Yet for a few moments longer Dave heard the international spy moving about as though still searching. Then the fellow's footsteps died out as he went around the corner.
"I'll wait a few minutes before I step out," Darrin decided. "Gortchky may only be laying a trap, and even at this instant he may be peering around the corner to see if any one steps out of one of these doorways."
Waiting for what seemed to be a long time, but what was actually only a few minutes, the young ensign stepped out to the sidewalk again.
There were a few people on his own side of the block, and the sight of any one leaving a house was not likely to arouse curiosity in the minds of the denizens of that neighborhood.
As Dave neared the next corner, however, four rough-looking fellows came out of a little café. Their bearing was full of swagger. These young men, in dress half student and half laborer, with caps pulled down over their eyes and gaily-knotted handkerchiefs around their necks, displayed the shifting, cunning look that is found in the hoodlum everywhere.
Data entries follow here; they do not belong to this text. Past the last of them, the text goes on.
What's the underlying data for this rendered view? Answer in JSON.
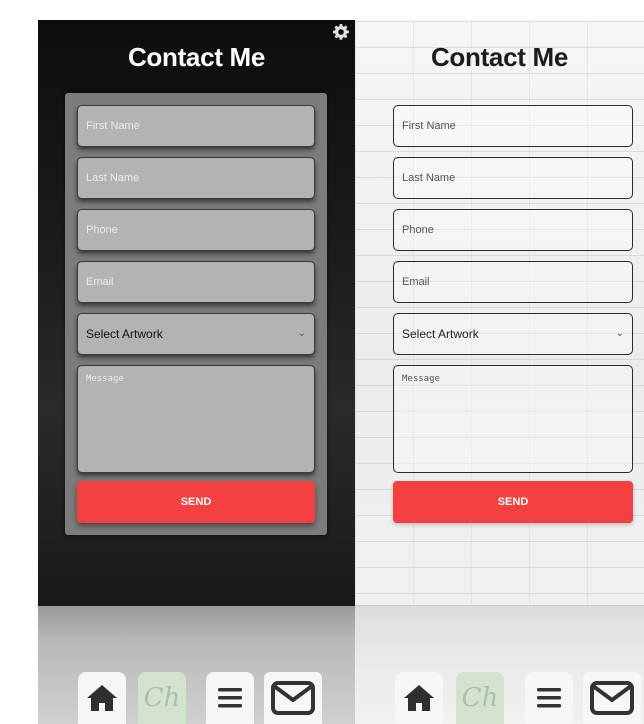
{
  "panels": [
    {
      "theme": "dark",
      "title": "Contact Me",
      "fields": {
        "first_name_placeholder": "First Name",
        "last_name_placeholder": "Last Name",
        "phone_placeholder": "Phone",
        "email_placeholder": "Email",
        "artwork_select_value": "Select Artwork",
        "message_placeholder": "Message"
      },
      "send_label": "SEND",
      "has_settings_icon": true
    },
    {
      "theme": "light",
      "title": "Contact Me",
      "fields": {
        "first_name_placeholder": "First Name",
        "last_name_placeholder": "Last Name",
        "phone_placeholder": "Phone",
        "email_placeholder": "Email",
        "artwork_select_value": "Select Artwork",
        "message_placeholder": "Message"
      },
      "send_label": "SEND",
      "has_settings_icon": false
    }
  ],
  "nav": {
    "icons": [
      "home-icon",
      "logo-icon",
      "menu-icon",
      "mail-icon"
    ],
    "logo_text": "Ch"
  },
  "colors": {
    "send_button": "#f44040",
    "dark_form_bg": "#7c7c7c",
    "logo_bg": "#d4e3cf"
  }
}
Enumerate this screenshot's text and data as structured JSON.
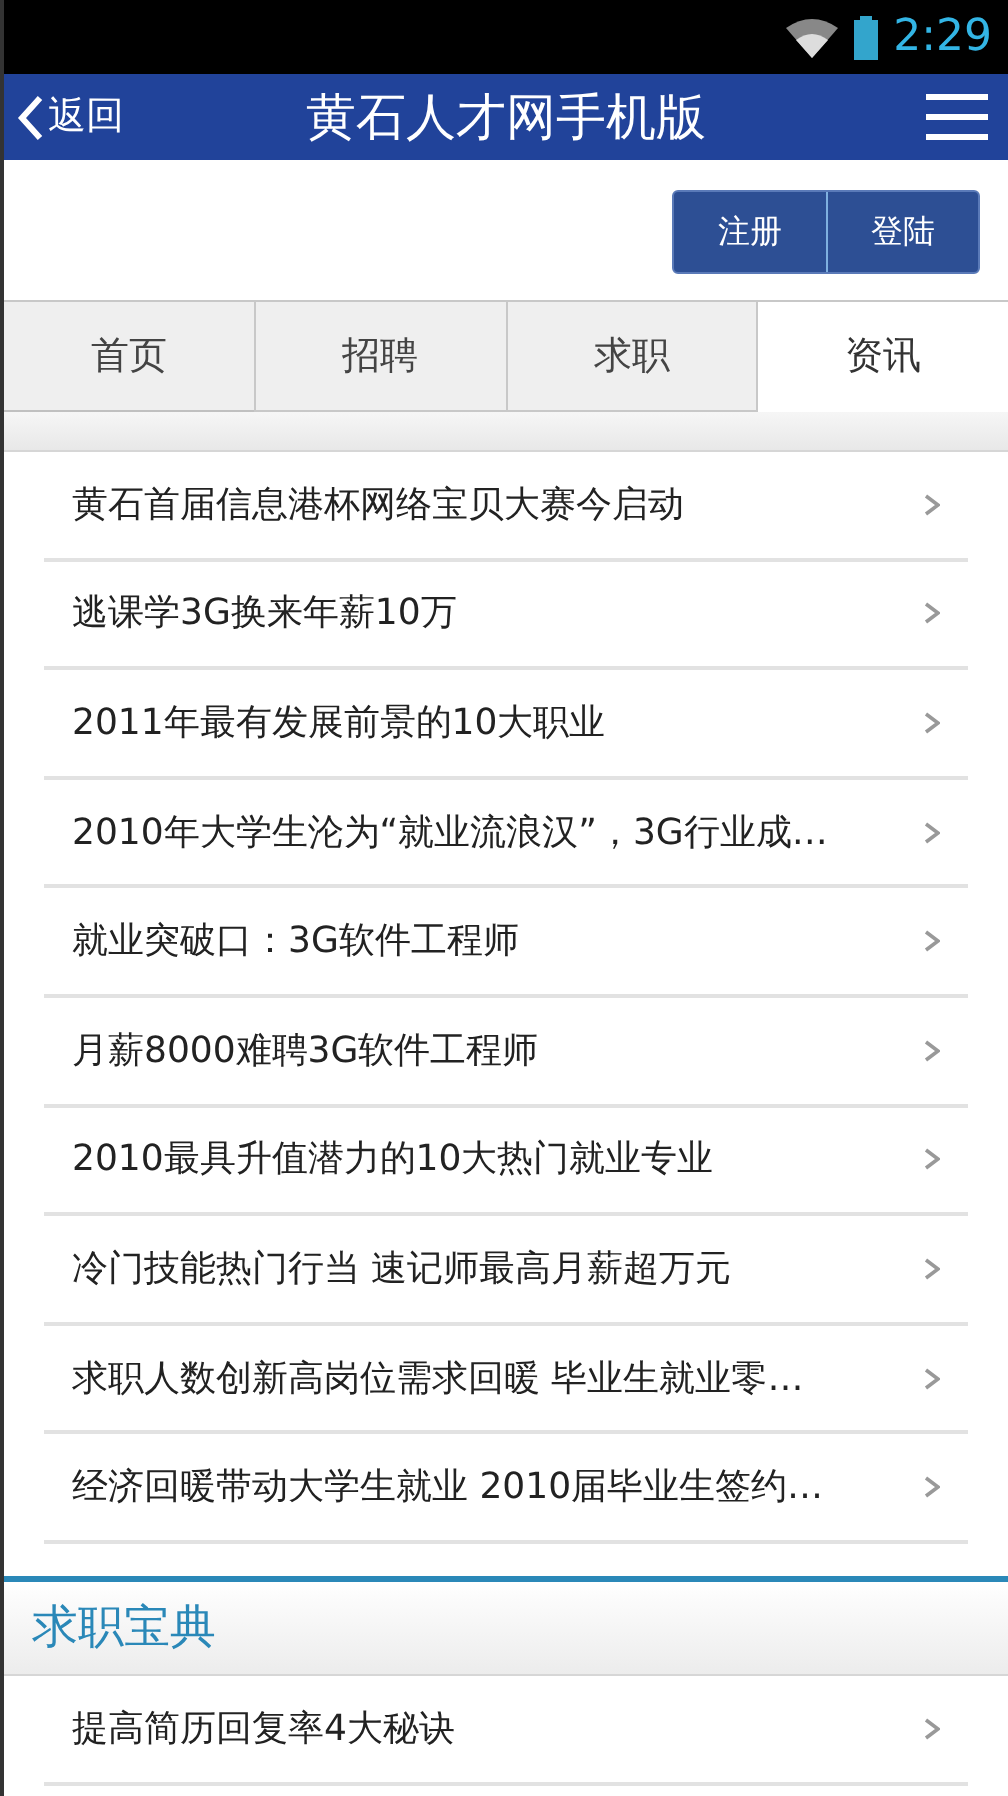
{
  "status_bar": {
    "time": "2:29"
  },
  "header": {
    "back": "返回",
    "title": "黄石人才网手机版"
  },
  "account_buttons": [
    "注册",
    "登陆"
  ],
  "tabs": [
    {
      "label": "首页",
      "selected": false
    },
    {
      "label": "招聘",
      "selected": false
    },
    {
      "label": "求职",
      "selected": false
    },
    {
      "label": "资讯",
      "selected": true
    }
  ],
  "sections": [
    {
      "items": [
        "黄石首届信息港杯网络宝贝大赛今启动",
        "逃课学3G换来年薪10万",
        "2011年最有发展前景的10大职业",
        "2010年大学生沦为“就业流浪汉”，3G行业成…",
        "就业突破口：3G软件工程师",
        "月薪8000难聘3G软件工程师",
        "2010最具升值潜力的10大热门就业专业",
        "冷门技能热门行当 速记师最高月薪超万元",
        "求职人数创新高岗位需求回暖 毕业生就业零…",
        "经济回暖带动大学生就业 2010届毕业生签约…"
      ]
    },
    {
      "title": "求职宝典",
      "items": [
        "提高简历回复率4大秘诀"
      ]
    }
  ]
}
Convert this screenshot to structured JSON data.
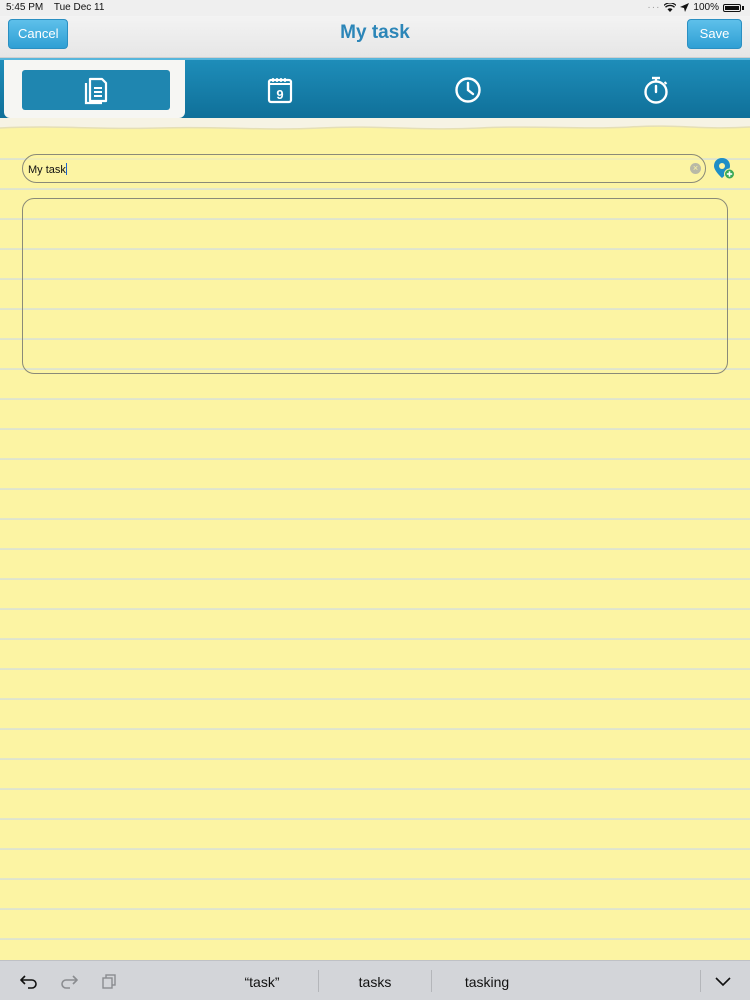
{
  "status_bar": {
    "time": "5:45 PM",
    "date": "Tue Dec 11",
    "battery": "100%"
  },
  "nav": {
    "cancel_label": "Cancel",
    "title": "My task",
    "save_label": "Save"
  },
  "tabs": [
    {
      "icon": "note-icon",
      "active": true
    },
    {
      "icon": "calendar-icon",
      "active": false,
      "day": "9"
    },
    {
      "icon": "clock-icon",
      "active": false
    },
    {
      "icon": "stopwatch-icon",
      "active": false
    }
  ],
  "form": {
    "title_value": "My task",
    "notes_value": ""
  },
  "keyboard_bar": {
    "suggestions": [
      "“task”",
      "tasks",
      "tasking"
    ]
  },
  "colors": {
    "accent": "#2f9fd4",
    "tab_bar": "#1679a4",
    "paper": "#fcf4a3"
  }
}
As they reached the sidewalk, moving with the noiseless step peculiar to the Apache, they heard Darrin briskly coming along. Halting, they regarded him closely as he neared them.
"They look like hard characters," Dave told himself. "However, if I mind my business, I guess they'll mind theirs."
It was not to be. One of the Apaches, the tallest and slimmest of the lot, regarded Darrin with more curiosity than did any of the others.
"Ho!" he cried. "See how stiffly our little student carries himself! He must have been to see his sweetheart, and feels proud of himself."
"He has the stride of a banker," jeered another. "I wonder if he has his bank with him."